Isis Pharmaceuticals Inc. on Wednesday posted a larger loss in the fourth quarter, as it continued developing drug candidates like Kynamro, an experimental treatment for a genetic condition that causes very high cholesterol.
Isis (Nasdaq: ISIS) lost $20 million, or 20 cents per share, compared with $14 million, or 14 cents per share, in the fourth quarter of 2010. Research and development costs climbed 20 percent to $47.2 million. Revenue rose 23 percent, to $32.4 million from $26.4 million. Most of Isis' revenue comes from research and development partnerships.
Analysts expected the company to report a loss of 18 cents per share and $29.5 million in revenue, according to FactSet.
Isis shares rose50 cents, or 5.8 percent, to close at $9.11.
Isis said its revenue grew because it received a $5 million payment from partner GlaxoSmithKline PLC (NYSE: GSK) after GlaxoSmithKline chose a drug candidate as part of a collaboration between the companies. Isis also got $5.8 million from Sanofi, its partner on Kynamro.

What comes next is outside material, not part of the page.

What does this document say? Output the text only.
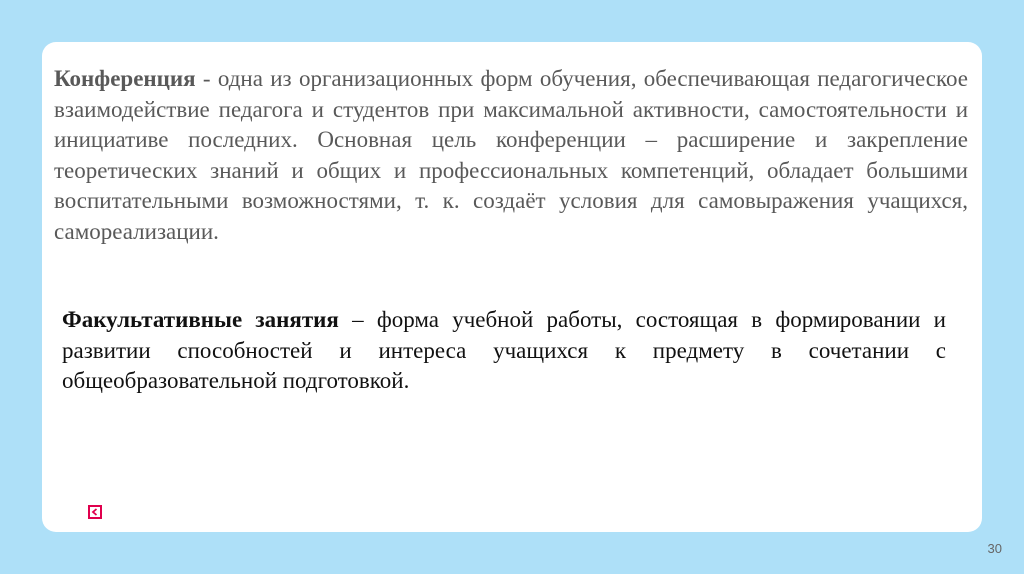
Конференция - одна из организационных форм обучения, обеспечивающая педагогическое взаимодействие педагога и студентов при максимальной активности, самостоятельности и инициативе последних. Основная цель конференции – расширение и закрепление теоретических знаний и общих и профессиональных компетенций, обладает большими воспитательными возможностями, т. к. создаёт условия для самовыражения учащихся, самореализации.

Факультативные занятия – форма учебной работы, состоящая в формировании и развитии способностей и интереса учащихся к предмету в сочетании с общеобразовательной подготовкой.

30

Kynamro is designed to treat homozygous familial hypercholesterolemia, a rare genetic condition that causes severely elevated levels of “bad” LDL cholesterol. Sanofi's Genzyme unit asked European Union regulators to approve the drug in July. Isis said Wednesday that the companies will file for U.S. approval of the drug in the first quarter, and they hope to begin selling Kynamro during the second half of the year.
Isis lost $84.8 million, or 85 cents per share, in 2011. It reported a loss of $61.3 million, or 62 cents per share, in 2010. Revenue fell 9 percent, to $99.1 million from $108.5 million.
The company expects more revenue in 2012, including a total of $50 million in payments related to the marketing application and approval of Kynamro. Isis recently received a $29 million payment from new partner Biogen Idec Inc. (Nasdaq: BIIB). Isis and Biogen announced in January that they would develop a treatment for spinal muscular atrophy, a rare genetic disorder. Isis could ultimately get another $270 million from the partnership, as well as royalties on sales if the drug is approved.
Analysts expect the company to report $141.9 million in revenue this year.